A Super Bowl Party wouldn’t be complete without Vegetarian Chili — warming, filling and de-light-ful!
If none of these convinces you, Tosca has generously provided many more eat clean recipes on her Web site. Eating clean is not a diet. It’s a way of life.
What recipes would you like to share?
June 14, 2010
Starting the day off with a giggle is a great thing to do!
Actually, my day started off with a slow wake-up (Germany played its first World Cup soccer match so brilliantly, we couldn’t get to sleep until well past bedtime), then the usual breakfast routine you-are-so-not-wearing-make-up-to-school-my-dear-daughter and a quick jaunt to the mechanic’s in town. Switching cars in the lot, my husband pressed 60 cents into my hand and said ‘Have at it.’ A breakfast roll was all I could afford at the country store.
But the giggle ~ the giggle got my day off right as I plunked down to sift through my inbox for anything delightful that might have transpired over the weekend.
And there it was. An email from my writer pal Mridu Khullar who has decided to blog about The Power of Slow and how she’s implementing the tips and tricks to a richer, slower life.
She’s calling it her snail tales. She’ll be giving away a few copies of The Power of Slow so swing on over this week to her blog, leave comments and have a conversation about what pace of life works for you.
Slow tip: Find something to laugh about today. Share it with someone else. Then share it with us here, too!
June 2, 2010
Waiting sucks. Or at least we think it to be a minor annoyance. While waiting can offer us the opportunity to savor, you task-minded folks may appreciate these tips for those places when hanging around feels more like a time drain than a dance!
Bring along thank-you and birthday cards. Write them while you are waiting.
Download a few job-related podcasts. Listen to them onto your iPod while you’re waiting in line. Take notes until your number is called.
Fandango.com allows you to purchase tickets for participating theaters in advance.
While you wait, bring along that magazine you never seem to find time to read. Flip through it before the lights go down. If you’re with children, play a word association game. Bring your own candy. It saves time and money!

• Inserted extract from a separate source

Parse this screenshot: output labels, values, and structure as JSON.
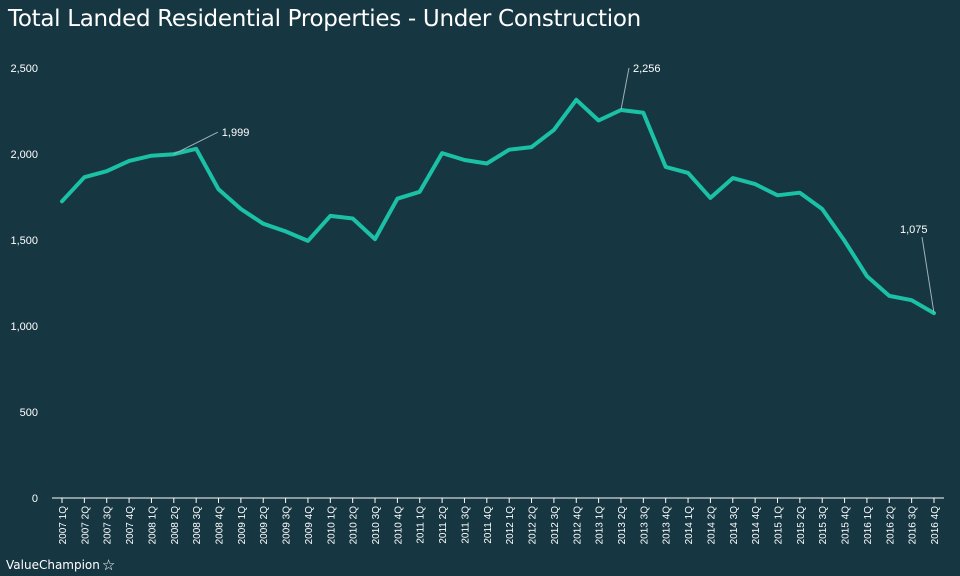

Make a list. Even if you forget it, try to recreate it before entering the store. Be strategic. Most fattening foods are in the middle aisles so steer clear of them. Circle the store once, going down only those aisles that warehouse the goods you need.
Bank & post office
Practice deep breathing. As you wait in line, take in a long, five-count breath. Breathe out for six. Repeat several times.
Go on an off-day (middle of the week is often good). Avoid long holiday weekend visits. Grab as much as you can without exceeding the allowed limit of items to make the dressing room wait worth it. Tag team with a girlfriend so she can bring you the appropriate garment size and color. Besides, what’s better than girl time at the mall?
Google it before you go. Make a list of the must-do rides and be flexible on all the rest. Bring a few snacks in your bag so you’re not spending half your day at the concession stand line. Be mindful of holidays and peak times. Avoid them if at all possible.
January 26, 2010
It is subtle at first: the ‘yes’ to that exciting new project; a nod to take on new levels of parenting (whether you feel prepared to do so or not); the impertinent weather that smacks your windshield as you navigate new roads to pick up loved ones.
Then it hits you. You have lost the alignment you exceedingly crave, that fine line between enough and too much. It comes in waves, washing over you with the tides of your life.
You drift, seemingly alone in the morass of demands. You can sense the faint music reaching your ears. Perhaps it is a hand-crank organ pipe and you its monkey, dancing on the fringe of things.
Life’s scary road leaves no street lamps to show you the way. You teeter. You totter. Then you wake up, realizing it was only a dream…
To which music do you dance? To whose rhythm does your heart beat?
I hope it is your own, and no one else’s.